The Brazilian government is resisting pressure to reconsider its proposal to change how BNDES, the state development bank, charges interest rates to lenders.
The government has written a bill that will phase out the current long-term TJLP rate – which is set by committee and is currently 7%, below the country’s Selic base rate of 10.25% – and replace it with a new TLP rate, which will be linked to the yield on inflation-indexed government debt.
However, in a recent interview with local financial newspaper Valor, Paulo Rabello de Castro, the new chief executive officer of BNDES, suggested the TLP rate could instead be linked to the consumer price index.
Two senior BNDES vice-presidents resigned after Rabello’s comments about possible changes to the new TLP rate were reported, showing the sensitivity in Brazil about the new financing rate. There has also been an uptick in local criticism about the changes, with trade associations beginning to lobby against the changes.
José Velloso, Abimaq
For example, José Velloso, chief executive of the Brazilian Machinery Builders’ Association (Abimaq), said the changes to TJLP would increase the cost of long-term funding.
According to local media reports, he said: “The new TLP will make the cost much greater than in other countries, taking the competitiveness of the industry, of buyers of capital goods.”
However, finance minister Henrique Meirelles and planning minister Dyogo Oliveira were both quoted by Reuters this week as dismissing any changes to the calculation of the new BNDES lending rate.
This steadfastness is due to the fact that this change is a key part of the government’s reform programme for the financial sector – and is backed by Ilan Goldfajn, the central bank’s president.
A report from the World Bank earlier this year, titled Brazil Financial Intermediation Costs and Credit Allocation, highlights the negative impact on fiscal and monetary policy of the current TJLP rates.
According to the report, the TJLP rate in Brazil is responsible for 72% of all “earmarked” lending. Earmarked lending is credit extended by the government at subsidized, below-market rates.
At the end of 2015, half of total credit in Brazil was earmarked, which was back to the levels seen in the late 1990s after it had fallen to one-third of total credit in 2007, just before the financial crisis hit.
Antonio Nucifora, lead country economist for Brazil at the World Bank, has been discussing the issue with the government and the central bank as they move to reduce the amount of subsidized directed credit through the public banks.
In an emailed response to Euromoney questions, Nucifora says: “A key piece of this is the medida provisoria [executive order] approved by government in April to move from the TJLP to a new system called TLP, that is linked to long-term market rates to finance BNDES – which would de facto limit the amount of subsidies in BNDES lending.
“This medida provisoria will need to be discussed and approved in the congress within four months for it to remain effective. Hence it will be discussed in congress in July.”
The main findings of the World Bank’s report are stark in supporting the government’s aims to reduce earmarked credit.
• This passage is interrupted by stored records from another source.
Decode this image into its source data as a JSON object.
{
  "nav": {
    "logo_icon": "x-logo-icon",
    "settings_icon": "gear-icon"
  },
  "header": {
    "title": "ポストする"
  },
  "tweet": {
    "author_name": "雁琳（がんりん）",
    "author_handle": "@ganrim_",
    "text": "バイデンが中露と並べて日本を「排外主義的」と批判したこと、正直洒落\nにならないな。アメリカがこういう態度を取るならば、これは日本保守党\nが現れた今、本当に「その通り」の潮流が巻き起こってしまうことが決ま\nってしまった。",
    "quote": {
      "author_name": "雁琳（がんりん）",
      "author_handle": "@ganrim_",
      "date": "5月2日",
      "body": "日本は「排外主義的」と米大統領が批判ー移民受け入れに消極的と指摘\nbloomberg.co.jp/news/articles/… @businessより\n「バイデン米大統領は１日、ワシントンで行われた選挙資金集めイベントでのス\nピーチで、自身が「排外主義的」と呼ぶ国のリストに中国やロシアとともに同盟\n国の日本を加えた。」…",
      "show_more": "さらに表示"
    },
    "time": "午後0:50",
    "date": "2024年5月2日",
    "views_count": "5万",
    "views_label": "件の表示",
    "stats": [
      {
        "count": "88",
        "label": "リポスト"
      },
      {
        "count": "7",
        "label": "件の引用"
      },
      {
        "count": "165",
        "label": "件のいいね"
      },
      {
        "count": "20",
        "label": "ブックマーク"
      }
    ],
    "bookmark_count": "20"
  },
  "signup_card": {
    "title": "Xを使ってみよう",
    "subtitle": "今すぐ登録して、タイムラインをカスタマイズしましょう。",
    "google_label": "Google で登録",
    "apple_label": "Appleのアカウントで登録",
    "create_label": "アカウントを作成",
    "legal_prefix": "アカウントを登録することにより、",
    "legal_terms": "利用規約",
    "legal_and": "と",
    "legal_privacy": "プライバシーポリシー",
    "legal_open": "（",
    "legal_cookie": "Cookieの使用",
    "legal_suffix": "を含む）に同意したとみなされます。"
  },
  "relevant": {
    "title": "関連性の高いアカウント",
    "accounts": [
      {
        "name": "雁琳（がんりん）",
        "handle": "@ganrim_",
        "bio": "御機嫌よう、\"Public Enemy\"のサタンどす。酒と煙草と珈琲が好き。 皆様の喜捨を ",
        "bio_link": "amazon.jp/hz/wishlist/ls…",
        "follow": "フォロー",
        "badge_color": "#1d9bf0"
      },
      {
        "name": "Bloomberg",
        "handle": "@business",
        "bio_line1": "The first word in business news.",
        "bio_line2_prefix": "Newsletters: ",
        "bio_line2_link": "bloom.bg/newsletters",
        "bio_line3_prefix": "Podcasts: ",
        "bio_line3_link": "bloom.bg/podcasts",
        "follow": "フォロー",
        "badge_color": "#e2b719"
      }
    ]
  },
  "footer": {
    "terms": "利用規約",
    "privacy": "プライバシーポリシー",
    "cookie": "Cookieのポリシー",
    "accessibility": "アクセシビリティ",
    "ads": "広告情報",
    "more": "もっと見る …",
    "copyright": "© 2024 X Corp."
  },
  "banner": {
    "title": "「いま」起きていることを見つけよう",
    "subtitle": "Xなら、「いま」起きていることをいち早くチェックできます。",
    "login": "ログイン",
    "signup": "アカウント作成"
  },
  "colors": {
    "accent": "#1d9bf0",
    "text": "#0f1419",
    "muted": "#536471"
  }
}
The report highlights the adverse effects that TJLP has on the Brazilian economy. First, the fact that banks make small profits on the earmarked credit sector means that they “seem to compensate with higher rates on non-earmarked credits and fee income”.
This increases the costs of interest rates to the freely allocated market sector and damages investment in the economy from those who cannot access earmarked credit.
Perhaps surprisingly, the report shows that those companies that can access earmarked credit are those that are in less need and had access to alternative forms of long-term funding – including the international debt markets.
The report states: “In the recent period, firms that had higher probability of accessing earmarked loans were older, larger … mixed capital companies such as Petrobras, Eletrobras and Furnas were the main beneficiaries.”
The report even uncovers statistical proof that the provision of subsidized credit led these firms to “lower their financial expense and increase their leverage”, while “firms that received earmarked credits did not invest more”. The report adds that “earmarked loans may have been used for financial arbitrage”.
The fiscal costs of having half of credit extended at subsidized rates are enormous, and the World Bank estimates the annual costs at around 1.5% of GDP in 2015. The majority of these costs are from the financing provided to BNDES, which is provided by the government issuing debt at market rates (14% on average) while BNDES lends at an average of 7%.
The report says that the increase in the interest-rate differential – in recent years before the Selic began to fall again in 2016 – and the growth of earmarked credit meant that government costs increased as a general share of government revenues from 1% in 2009 to 2.6% in 2015.
There are also negative impacts to monetary policy. As half of credit isn’t linked to Selic, “changes to the policy rate have to be larger to have the same impact”, according to the report.
Also, as earmarked credit is unevenly distributed among sectors – it is skewed towards manufacturing and services sectors, which receive the largest shares of total earmarked credit, at 31% and 27% respectively, followed by energy at 16% – monetary policy has a distortive impact on credit cost and allocation.